Meta Platforms will exclude Italy from its planned ban on rival artificial intelligence chatbots on WhatsApp, following an order from the country’s competition authority, according to a notice sent to AI providers and developers and seen by Reuters.
Italy’s antitrust watchdog, the Autorità Garante della Concorrenza e del Mercato (AGCM), ordered Meta last month to suspend the proposed ban while it investigates the company for suspected abuse of market power, after complaints from competing AI providers. The measure applies as an interim step during the ongoing investigation.
Under the revised approach, Meta said that phone numbers with an Italian country code are currently exempt from WhatsApp’s updated terms of service, which are scheduled to take effect on January 15. The exemption is intended to ensure compliance with the Italian authority’s order.
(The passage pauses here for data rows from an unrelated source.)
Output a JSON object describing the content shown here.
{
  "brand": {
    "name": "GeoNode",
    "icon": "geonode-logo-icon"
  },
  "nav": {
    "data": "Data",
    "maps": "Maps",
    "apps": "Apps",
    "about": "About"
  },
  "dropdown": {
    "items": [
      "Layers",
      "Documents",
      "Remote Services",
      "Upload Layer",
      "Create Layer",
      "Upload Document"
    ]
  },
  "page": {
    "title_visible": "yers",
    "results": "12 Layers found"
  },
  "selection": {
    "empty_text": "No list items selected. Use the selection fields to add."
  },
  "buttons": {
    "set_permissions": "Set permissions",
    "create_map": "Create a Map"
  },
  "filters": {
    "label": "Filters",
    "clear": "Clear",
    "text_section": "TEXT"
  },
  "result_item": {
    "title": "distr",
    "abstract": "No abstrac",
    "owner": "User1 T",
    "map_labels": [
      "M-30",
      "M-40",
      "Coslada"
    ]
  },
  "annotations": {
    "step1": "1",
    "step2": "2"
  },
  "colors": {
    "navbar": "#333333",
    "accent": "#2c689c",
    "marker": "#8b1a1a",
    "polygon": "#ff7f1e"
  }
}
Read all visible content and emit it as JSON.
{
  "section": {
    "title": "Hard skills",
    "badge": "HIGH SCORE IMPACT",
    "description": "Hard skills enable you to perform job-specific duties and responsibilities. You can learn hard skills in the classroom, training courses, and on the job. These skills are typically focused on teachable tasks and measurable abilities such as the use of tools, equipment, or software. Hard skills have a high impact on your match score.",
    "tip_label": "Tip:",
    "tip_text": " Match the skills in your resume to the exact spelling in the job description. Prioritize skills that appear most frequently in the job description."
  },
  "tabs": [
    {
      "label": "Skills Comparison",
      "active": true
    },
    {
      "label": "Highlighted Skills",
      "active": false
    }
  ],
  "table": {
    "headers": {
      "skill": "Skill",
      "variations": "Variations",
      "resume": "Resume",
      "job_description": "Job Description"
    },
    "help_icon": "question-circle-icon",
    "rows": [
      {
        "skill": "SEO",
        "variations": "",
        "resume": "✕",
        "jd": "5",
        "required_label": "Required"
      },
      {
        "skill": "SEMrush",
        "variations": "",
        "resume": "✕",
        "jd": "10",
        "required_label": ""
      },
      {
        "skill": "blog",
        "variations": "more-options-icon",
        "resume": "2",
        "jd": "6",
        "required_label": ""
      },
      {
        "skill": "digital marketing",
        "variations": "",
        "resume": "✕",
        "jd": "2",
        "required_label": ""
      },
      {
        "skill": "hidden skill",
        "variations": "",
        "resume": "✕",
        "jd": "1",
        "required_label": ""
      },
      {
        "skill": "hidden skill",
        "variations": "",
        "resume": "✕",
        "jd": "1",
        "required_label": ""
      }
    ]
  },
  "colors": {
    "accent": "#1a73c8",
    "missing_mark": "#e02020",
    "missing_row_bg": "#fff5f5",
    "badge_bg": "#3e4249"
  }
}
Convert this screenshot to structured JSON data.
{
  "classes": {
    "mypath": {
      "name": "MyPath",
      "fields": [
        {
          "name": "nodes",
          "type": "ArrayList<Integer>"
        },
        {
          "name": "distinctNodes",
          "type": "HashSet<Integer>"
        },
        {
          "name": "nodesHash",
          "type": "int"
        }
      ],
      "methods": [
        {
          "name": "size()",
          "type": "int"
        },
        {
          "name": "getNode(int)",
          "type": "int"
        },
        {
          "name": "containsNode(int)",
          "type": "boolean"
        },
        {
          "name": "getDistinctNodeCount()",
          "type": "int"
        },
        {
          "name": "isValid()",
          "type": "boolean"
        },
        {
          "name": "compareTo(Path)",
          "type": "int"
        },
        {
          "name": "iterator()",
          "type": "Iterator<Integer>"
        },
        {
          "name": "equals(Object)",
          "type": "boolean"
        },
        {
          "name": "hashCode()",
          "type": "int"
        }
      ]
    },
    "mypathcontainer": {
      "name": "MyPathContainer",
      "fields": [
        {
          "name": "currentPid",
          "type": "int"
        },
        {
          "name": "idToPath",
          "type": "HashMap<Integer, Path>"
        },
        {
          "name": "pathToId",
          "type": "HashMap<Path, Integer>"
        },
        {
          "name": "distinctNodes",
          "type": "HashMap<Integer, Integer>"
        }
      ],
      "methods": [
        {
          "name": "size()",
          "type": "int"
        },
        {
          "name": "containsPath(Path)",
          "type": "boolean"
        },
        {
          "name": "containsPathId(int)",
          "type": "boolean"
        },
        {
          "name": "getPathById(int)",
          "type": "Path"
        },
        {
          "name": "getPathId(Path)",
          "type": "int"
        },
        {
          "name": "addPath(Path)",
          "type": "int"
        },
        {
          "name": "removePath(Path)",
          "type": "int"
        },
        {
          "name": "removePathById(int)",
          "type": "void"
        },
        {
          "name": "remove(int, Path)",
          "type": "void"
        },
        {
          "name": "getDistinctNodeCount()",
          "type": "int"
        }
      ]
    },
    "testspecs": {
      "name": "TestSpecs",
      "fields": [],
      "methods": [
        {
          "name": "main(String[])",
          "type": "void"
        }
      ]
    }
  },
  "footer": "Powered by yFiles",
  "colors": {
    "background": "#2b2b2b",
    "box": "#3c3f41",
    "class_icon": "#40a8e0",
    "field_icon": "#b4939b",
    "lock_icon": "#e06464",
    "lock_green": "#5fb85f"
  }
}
The European Commission is also examining whether Meta abused its dominant position by restricting rival AI chatbots’ access to WhatsApp. However, unlike the Italian regulator, the Commission has not issued interim measures at this stage.
The proposed restriction would prevent third-party AI providers from operating chatbots on WhatsApp, a move that critics argue could strengthen Meta’s own AI offerings, including Meta AI, which was integrated into the messaging platform last year.
Meta declined to comment specifically on the updated terms of service and referred instead to a statement issued late last year, in which the company said the rapid emergence of AI chatbots had placed strain on systems that were not originally designed to support such uses. The Italian antitrust authority also declined to comment.
The Interaction Company of California, which develops the AI assistant Poke.com and has lodged complaints with both Italian and EU competition authorities, criticised Meta’s decision to limit the exemption to Italy.
“Meta’s move to keep enforcing its new WhatsApp API policy — shutting out AI rivals like Poke.com while only carving out +39 numbers — is deeply disappointing,” Marvin von Hagen, co-founder and chief executive of The Interaction Company of California, told Reuters.
He added that the Italian authority had already found, on a preliminary basis, that Meta’s conduct could be anti-competitive under EU law. “Meta should have suspended the policy worldwide, not just in Italy. The European Commission must urgently follow Italy’s lead and adopt interim measures,” he said.